Sorte, nordeste, trabalho

Dentro de um táxi em São Paulo a caminho do Banco do Brasil para atualizar meu cadastro depois de um período fora do país, um clássico diálogo entre estranhos se inicia:

— Chuva chata, né? — comenta a motorista sobre um fenômeno paulista quase diário.

— São Paulo, né? — falo sem muito interesse nem ganchos para novas conversas.


— Usando muito o Uber por aqui? — a motorista pergunta numa nova tentativa de diálogo com uma pessoa beirando o autismo.

— Bastante. Tô inclusive impressionado com a quantidade de motoristas aqui em São Paulo — cometo um erro rude deixando abertura para conversa.

— Você não é daqui?

— Não. Sou de Fortaleza. No Ceará — sempre que estou fora do Nordeste gosto de falar onde nasci e analisar os rumos que a conversa toma.

— Ah… legal. — mas ela expressa não achar legal ser do Nordeste.


5 minutos depois e apenas 10 metros adiante devido o engarrafamento, uma nova tentativa.

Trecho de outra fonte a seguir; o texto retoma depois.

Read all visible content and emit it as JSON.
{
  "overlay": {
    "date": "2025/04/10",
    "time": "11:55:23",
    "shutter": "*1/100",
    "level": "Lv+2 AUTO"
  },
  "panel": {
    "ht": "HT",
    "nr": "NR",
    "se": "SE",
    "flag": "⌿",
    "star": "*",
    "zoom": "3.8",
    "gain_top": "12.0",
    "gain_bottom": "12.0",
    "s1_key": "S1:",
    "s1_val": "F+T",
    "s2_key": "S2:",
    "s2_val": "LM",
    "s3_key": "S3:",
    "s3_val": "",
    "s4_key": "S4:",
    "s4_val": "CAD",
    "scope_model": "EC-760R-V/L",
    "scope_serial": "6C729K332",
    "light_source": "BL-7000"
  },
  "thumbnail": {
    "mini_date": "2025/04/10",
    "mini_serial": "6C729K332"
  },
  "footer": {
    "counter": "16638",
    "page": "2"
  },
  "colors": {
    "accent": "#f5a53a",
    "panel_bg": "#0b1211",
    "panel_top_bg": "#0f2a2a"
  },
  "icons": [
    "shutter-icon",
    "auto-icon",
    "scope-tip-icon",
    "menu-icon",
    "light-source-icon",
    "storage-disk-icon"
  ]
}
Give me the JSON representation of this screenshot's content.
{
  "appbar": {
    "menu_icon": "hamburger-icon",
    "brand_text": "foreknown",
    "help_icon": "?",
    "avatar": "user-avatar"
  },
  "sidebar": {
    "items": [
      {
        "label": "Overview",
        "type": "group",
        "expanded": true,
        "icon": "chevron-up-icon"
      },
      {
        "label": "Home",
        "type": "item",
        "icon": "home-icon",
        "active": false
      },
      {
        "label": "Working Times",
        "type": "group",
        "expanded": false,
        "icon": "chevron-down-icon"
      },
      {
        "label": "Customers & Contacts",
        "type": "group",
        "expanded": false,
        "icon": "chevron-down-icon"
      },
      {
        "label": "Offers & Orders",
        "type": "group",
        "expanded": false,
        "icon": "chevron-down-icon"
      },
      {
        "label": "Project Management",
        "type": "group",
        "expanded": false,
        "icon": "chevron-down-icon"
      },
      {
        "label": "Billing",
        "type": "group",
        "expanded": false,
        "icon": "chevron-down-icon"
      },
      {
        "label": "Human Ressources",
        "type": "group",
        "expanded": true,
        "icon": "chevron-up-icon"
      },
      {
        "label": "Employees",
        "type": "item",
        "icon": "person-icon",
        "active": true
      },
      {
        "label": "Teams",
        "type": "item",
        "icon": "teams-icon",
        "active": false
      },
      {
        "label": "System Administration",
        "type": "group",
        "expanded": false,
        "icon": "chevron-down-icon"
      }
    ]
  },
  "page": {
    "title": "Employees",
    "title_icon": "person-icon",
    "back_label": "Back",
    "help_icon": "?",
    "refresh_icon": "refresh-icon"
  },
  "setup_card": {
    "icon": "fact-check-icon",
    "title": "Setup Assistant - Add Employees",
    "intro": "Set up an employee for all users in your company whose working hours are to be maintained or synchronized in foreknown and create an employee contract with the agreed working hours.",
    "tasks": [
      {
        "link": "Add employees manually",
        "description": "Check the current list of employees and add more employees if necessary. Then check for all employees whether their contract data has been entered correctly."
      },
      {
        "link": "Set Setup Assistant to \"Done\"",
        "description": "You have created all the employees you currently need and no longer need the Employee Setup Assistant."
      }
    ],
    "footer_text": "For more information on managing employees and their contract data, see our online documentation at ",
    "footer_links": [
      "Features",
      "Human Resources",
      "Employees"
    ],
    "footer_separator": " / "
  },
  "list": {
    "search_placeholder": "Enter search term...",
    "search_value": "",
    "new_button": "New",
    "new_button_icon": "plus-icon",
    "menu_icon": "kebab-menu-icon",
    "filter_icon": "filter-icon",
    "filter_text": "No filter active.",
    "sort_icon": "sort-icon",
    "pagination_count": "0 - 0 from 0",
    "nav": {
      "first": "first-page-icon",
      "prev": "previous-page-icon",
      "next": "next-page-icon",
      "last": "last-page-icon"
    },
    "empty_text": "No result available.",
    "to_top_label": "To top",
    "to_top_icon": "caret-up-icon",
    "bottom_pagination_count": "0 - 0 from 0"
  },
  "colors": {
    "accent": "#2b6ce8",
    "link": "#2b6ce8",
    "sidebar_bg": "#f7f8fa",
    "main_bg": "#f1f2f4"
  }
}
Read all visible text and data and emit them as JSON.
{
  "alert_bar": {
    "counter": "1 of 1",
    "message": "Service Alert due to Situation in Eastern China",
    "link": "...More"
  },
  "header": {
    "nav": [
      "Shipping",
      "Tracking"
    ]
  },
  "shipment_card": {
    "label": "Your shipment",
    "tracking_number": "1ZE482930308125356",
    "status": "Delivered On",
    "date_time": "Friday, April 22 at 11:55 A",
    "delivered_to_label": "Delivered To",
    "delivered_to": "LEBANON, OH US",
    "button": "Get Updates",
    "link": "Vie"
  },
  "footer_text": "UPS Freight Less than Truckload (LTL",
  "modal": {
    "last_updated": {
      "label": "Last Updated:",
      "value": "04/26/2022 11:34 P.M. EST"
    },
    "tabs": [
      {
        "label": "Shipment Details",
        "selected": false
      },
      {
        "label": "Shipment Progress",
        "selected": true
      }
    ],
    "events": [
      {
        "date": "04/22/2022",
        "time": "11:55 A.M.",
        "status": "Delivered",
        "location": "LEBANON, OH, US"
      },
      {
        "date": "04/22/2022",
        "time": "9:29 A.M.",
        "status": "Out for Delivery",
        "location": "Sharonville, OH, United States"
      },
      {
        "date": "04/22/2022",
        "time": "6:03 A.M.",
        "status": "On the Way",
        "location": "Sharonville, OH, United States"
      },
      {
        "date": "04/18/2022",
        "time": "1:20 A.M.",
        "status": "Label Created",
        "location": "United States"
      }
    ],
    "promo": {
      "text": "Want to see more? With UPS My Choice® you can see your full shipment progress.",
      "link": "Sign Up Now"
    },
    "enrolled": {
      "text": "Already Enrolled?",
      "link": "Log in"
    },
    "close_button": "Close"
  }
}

— Mas o que você tá fazendo aqui em São Paulo?

— Trabalhando. Acabei de chegar de Amsterdam, estava morando por lá.

Ela aparenta estar mais interessada. Ganho um ponto por ter morado fora. Mas havia perdido um por ser nordestino. Um novo começo. Na sua escala mental de valor, devo estar próximo do zero.

— Amsterdam? Que legal! Fumou muita maconha lá?

É criada uma situação estranha após o comentário original. Ela então tenta uma risada para quebrar o gelo — não do tipo kkkkk, algo mais na linha do rsrsrs. Sem sucesso.


— Mas o que você tá fazendo por aqui?

— Trabalho para o The New York Times em Nova Iorque. Estou em São Paulo morando com minha namorada e esperando meu visto para me mudar de fato.

Ela levanta a sobrancelha.

Parece que ganhei mais um ponto na sua escala de valores. O placar está: -1 por ser nordestino, +1 por ter morado fora, +1 por ir morar fora de novo.

— Que legal. Mas no que você se formou pra ter um emprego desses?

— Não me formei. Larguei a faculdade no último período para ir trabalhar no Rio.

— Nossa. Que puta sorte a sua de conseguir esse emprego sem ser formado.

Puta sorte.

E é assim que maior parte da sociedade me vê. Um cara com uma puta sorte. Não interessa ter escrito um livro, palestrado em mais de metade das capitais do país, ser alguém conhecido dentro do meu círculo profissional, ter passado por empresas de escala global, ter organizado um evento internacional fora do país. Em suma: ter trabalhado para caralho. Foi pura sorte.

Mas entre ter um diploma de universidade como pedigree ou ser alguém com fome de sucesso que muito trabalha, opto pelo último. Continuo — e sempre serei — um vira-latas nordestino.

A vida segue. Preciso resolver mais alguns problemas e pegar um outro táxi em São Paulo.